In my case, it is not a good sign when all is quiet on the homefront, at least diet-wise. My silence the last three weeks reflects my lack of motivation and my guilt from overeating. When I find myself grazing, eating an extra night time snack, ordering a pretzel with cheese and a Bosco stick at the self-imposed banned Little League concession stand while telling myself "tomorrow" I will do better, I feel so out of control. Mentally, I am right back where I was for the last two years, feeling as if I had gained 35 lbs overnight and having lost all self-confidence.
The big "no more crap" moment came after we spent the weekend camping with friends. To my credit, I did pass up plenty of foods there. I don't particularly enjoy burgers and detest hotdogs, nor do I like mayo based salads, so it was easy to not partake in too much dinner. The hobo pie pizza and campfire cherry pie were both a no thank you. I even passed on the smores. Actually, now that I think of it, camp food was not a problem at all, but I hadn't had an on plan day in nearly a week before camp.

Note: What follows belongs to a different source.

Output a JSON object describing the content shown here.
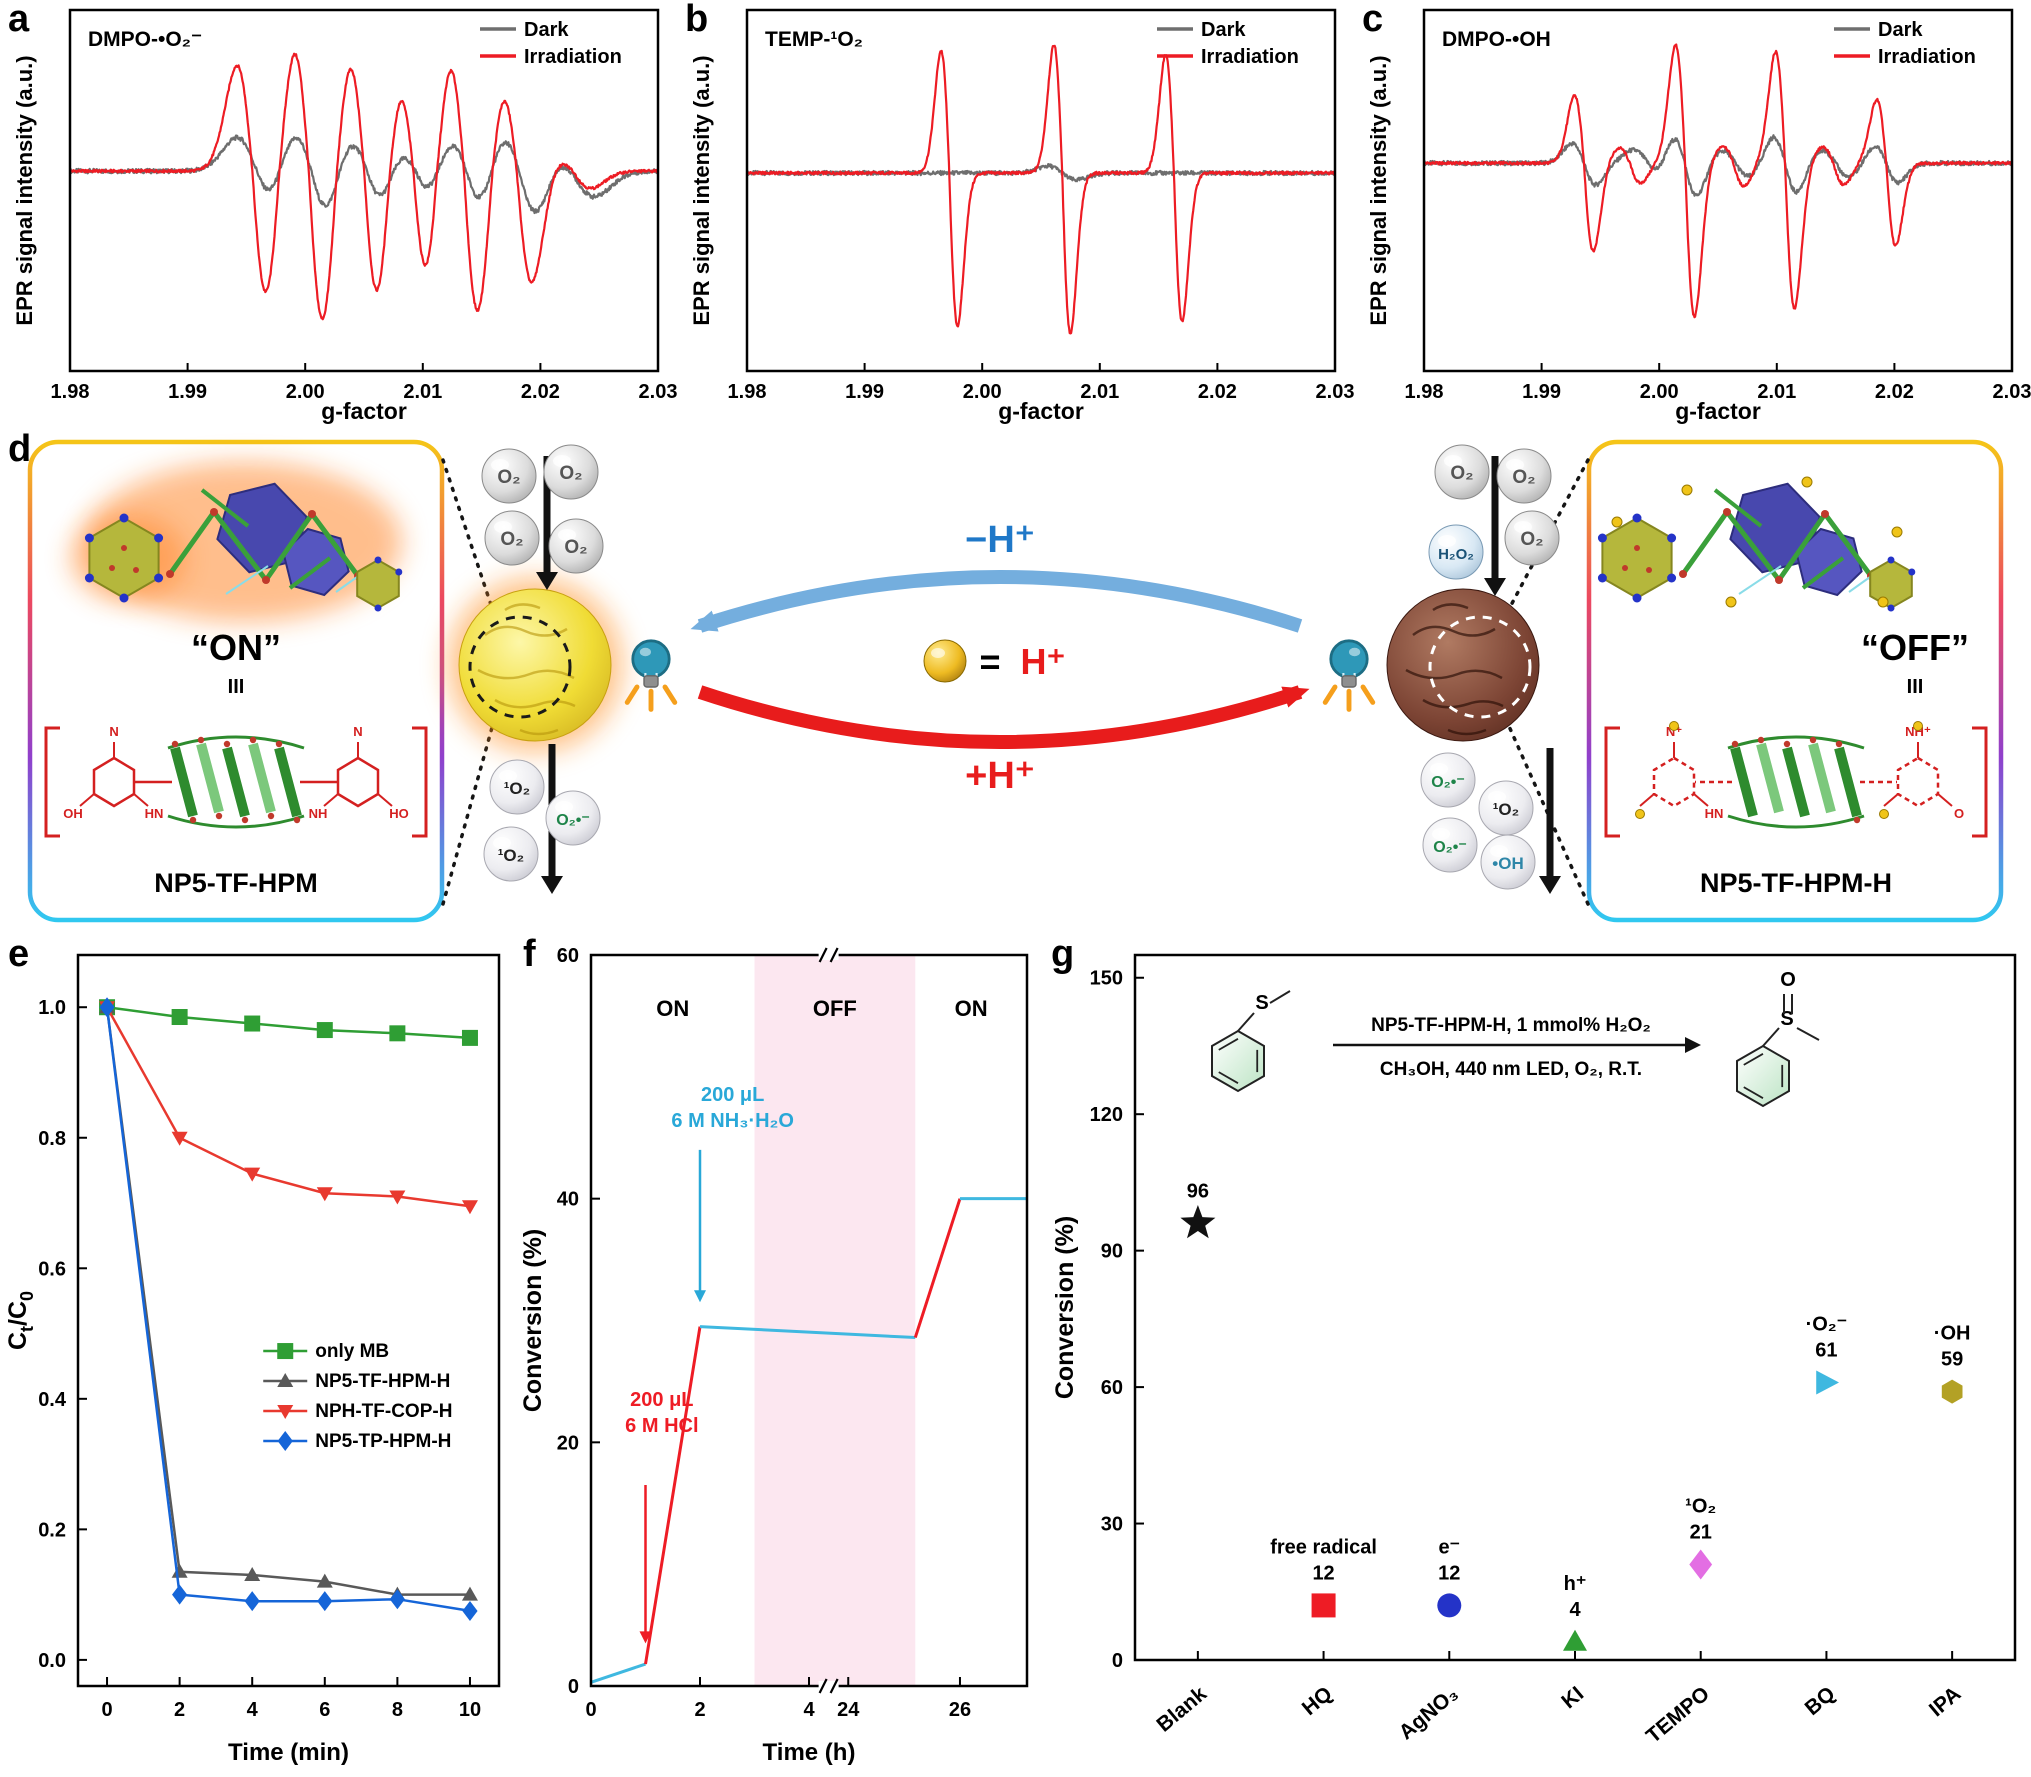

We picked up a bucket of KFC for lunch on the way home, then 7 o'clock rolled around and the kids were begging for dinner, so I ran to McD. Well I did not run. I drove because my butt has been too lazy to run more than once a week for the past three weeks. I found myself ordering a 6 piece nugget, a hamburger, and a small fry. I do not like McD (or KFC for that matter), not even a little bit. Even before I began my healthier lifestyle, I would rarely order something when I take the kids there. After that rather disgusting meal, I said no more and "tomorrrow" finally came on Monday morning. I ate well. I ran. I drank plenty of water. On Tuesday I forced myself to face the scale for the first time in over a week. I had been bouncing between 129 and 132 for the past month. I mentally prepared myself to see 135, took a deep breath, looked down, and saw 133. Whew. Okay. Not so bad. I could deal with that. And two days later I am back at 131, feeling comfortable in my own skin, and in control.
I will break this cycle of losing and gaining the same 35 pounds every two years since I was 16 years old and put myself on a Rice-A-Roni diet. The panic I feel is a good thing if I use it to grab the rope an reign myself back in. Tomorrow is today, every single day.